Strengths & Weaknesses
- Freehold tenure — perpetual land ownership in D8 RCR
- Three MRT lines within 1 km (North-East, Downtown, North-South)
- St. Margaret's Primary within 420 m — strong P1 balloting position
- Seven reputable schools within 1.5 km
- Boutique 28-unit compound — uncrowded, low maintenance-fee base
- PSF meaningfully below newer freehold neighbours (City Square, Piccadilly Grand)
- En-bloc optionality: 67/100 score, small owner pool, high land value per unit
- Mustafa Centre, Tekka Centre, and Little India hawker precincts within 900 m
- Novena's mall and medical cluster reachable on foot or one bus stop
- Low-density living in an otherwise high-density central neighbourhood
- No MRT walkability under 750 m — closest interchange (Little India) is 790 m
- 1983 vintage — renovation investment required; plumbing and electrical should be inspected
- Minimal facilities — basic pool, no gym/tennis/function rooms of substance
- Only 28 units limits transaction liquidity (5 sales in dataset)
- Gross yield of 2.4% — not suitable as a yield-focused rental investment
- Investment score 45/100 reflects limited short-term capital growth catalysts
- Limited unit-type transparency due to thin transaction history
- No modern smart-home or eco features expected at this vintage
Verdict
Cambridge Village is a niche buy, and that niche is clearly defined: freehold land in District 8, boutique scale, and a price that reflects the age of the physical product rather than the value of the underlying tenure.
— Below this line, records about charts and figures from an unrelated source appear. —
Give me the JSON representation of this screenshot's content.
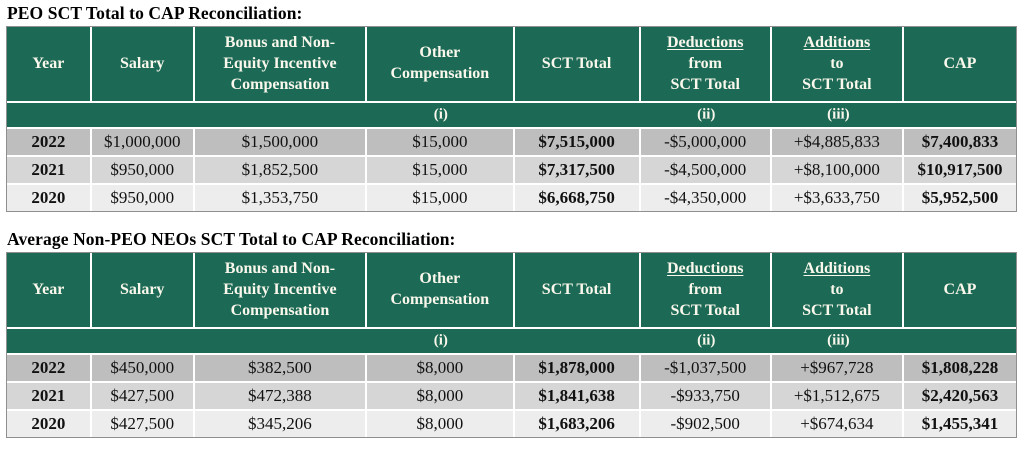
{
  "colors": {
    "header_green": "#1C6A55",
    "header_text": "#FAF7EC",
    "row_dark": "#BEBEBE",
    "row_mid": "#D6D6D6",
    "row_light": "#EDEDED"
  },
  "bold_columns": [
    0,
    4,
    7
  ],
  "tables": [
    {
      "title": "PEO SCT Total to CAP Reconciliation:",
      "header": [
        {
          "lines": [
            "Year"
          ]
        },
        {
          "lines": [
            "Salary"
          ]
        },
        {
          "lines": [
            "Bonus and Non-",
            "Equity Incentive",
            "Compensation"
          ]
        },
        {
          "lines": [
            "Other",
            "Compensation"
          ]
        },
        {
          "lines": [
            "SCT Total"
          ]
        },
        {
          "lines": [
            "Deductions",
            "from",
            "SCT Total"
          ],
          "underline_line": 0
        },
        {
          "lines": [
            "Additions",
            "to",
            "SCT Total"
          ],
          "underline_line": 0
        },
        {
          "lines": [
            "CAP"
          ]
        }
      ],
      "subheader": [
        "",
        "",
        "",
        "(i)",
        "",
        "(ii)",
        "(iii)",
        ""
      ],
      "rows": [
        [
          "2022",
          "$1,000,000",
          "$1,500,000",
          "$15,000",
          "$7,515,000",
          "-$5,000,000",
          "+$4,885,833",
          "$7,400,833"
        ],
        [
          "2021",
          "$950,000",
          "$1,852,500",
          "$15,000",
          "$7,317,500",
          "-$4,500,000",
          "+$8,100,000",
          "$10,917,500"
        ],
        [
          "2020",
          "$950,000",
          "$1,353,750",
          "$15,000",
          "$6,668,750",
          "-$4,350,000",
          "+$3,633,750",
          "$5,952,500"
        ]
      ]
    },
    {
      "title": "Average Non-PEO NEOs SCT Total to CAP Reconciliation:",
      "header": [
        {
          "lines": [
            "Year"
          ]
        },
        {
          "lines": [
            "Salary"
          ]
        },
        {
          "lines": [
            "Bonus and Non-",
            "Equity Incentive",
            "Compensation"
          ]
        },
        {
          "lines": [
            "Other",
            "Compensation"
          ]
        },
        {
          "lines": [
            "SCT Total"
          ]
        },
        {
          "lines": [
            "Deductions",
            "from",
            "SCT Total"
          ],
          "underline_line": 0
        },
        {
          "lines": [
            "Additions",
            "to",
            "SCT Total"
          ],
          "underline_line": 0
        },
        {
          "lines": [
            "CAP"
          ]
        }
      ],
      "subheader": [
        "",
        "",
        "",
        "(i)",
        "",
        "(ii)",
        "(iii)",
        ""
      ],
      "rows": [
        [
          "2022",
          "$450,000",
          "$382,500",
          "$8,000",
          "$1,878,000",
          "-$1,037,500",
          "+$967,728",
          "$1,808,228"
        ],
        [
          "2021",
          "$427,500",
          "$472,388",
          "$8,000",
          "$1,841,638",
          "-$933,750",
          "+$1,512,675",
          "$2,420,563"
        ],
        [
          "2020",
          "$427,500",
          "$345,206",
          "$8,000",
          "$1,683,206",
          "-$902,500",
          "+$674,634",
          "$1,455,341"
        ]
      ]
    }
  ]
}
At S$1,453 psf on recent transactions, it sits well below City Square Residences at S$1,892 psf (freehold, but 910 units — a very different proposition), and dramatically below Piccadilly Grand at S$2,164 psf (99-year leasehold from 2021). The freehold differential alone does not justify every buyer making this choice, but for those with a long holding horizon and a preference for perpetual ownership, the arithmetic is genuinely compelling.
The en-bloc score of 67/100 is worth noting. At 28 units and freehold, Cambridge Village has structural characteristics that align with collective sale interest — small owner pool, high per-unit land component, central location. Buyers who understand this as a potential optionality rather than a threat are buying a different product from those who see it purely as an own-stay home. Any future en-bloc success on a Cambridge Road freehold site would be at a land premium that bears little relationship to the transacted PSF of individual units today.
The development’s investment score of 45/100 and gross yield of 2.4% reflect the pricing reality of central freehold residential in Singapore: yields compress as capital values rise. This is not a yield play — it is a capital preservation and appreciation thesis premised on freehold land scarcity in a maturing city. Buyers seeking cash-flow should look elsewhere; buyers seeking an inflation hedge with optionality upside should look carefully at what Cambridge Village’s land component represents over a 10–20 year horizon.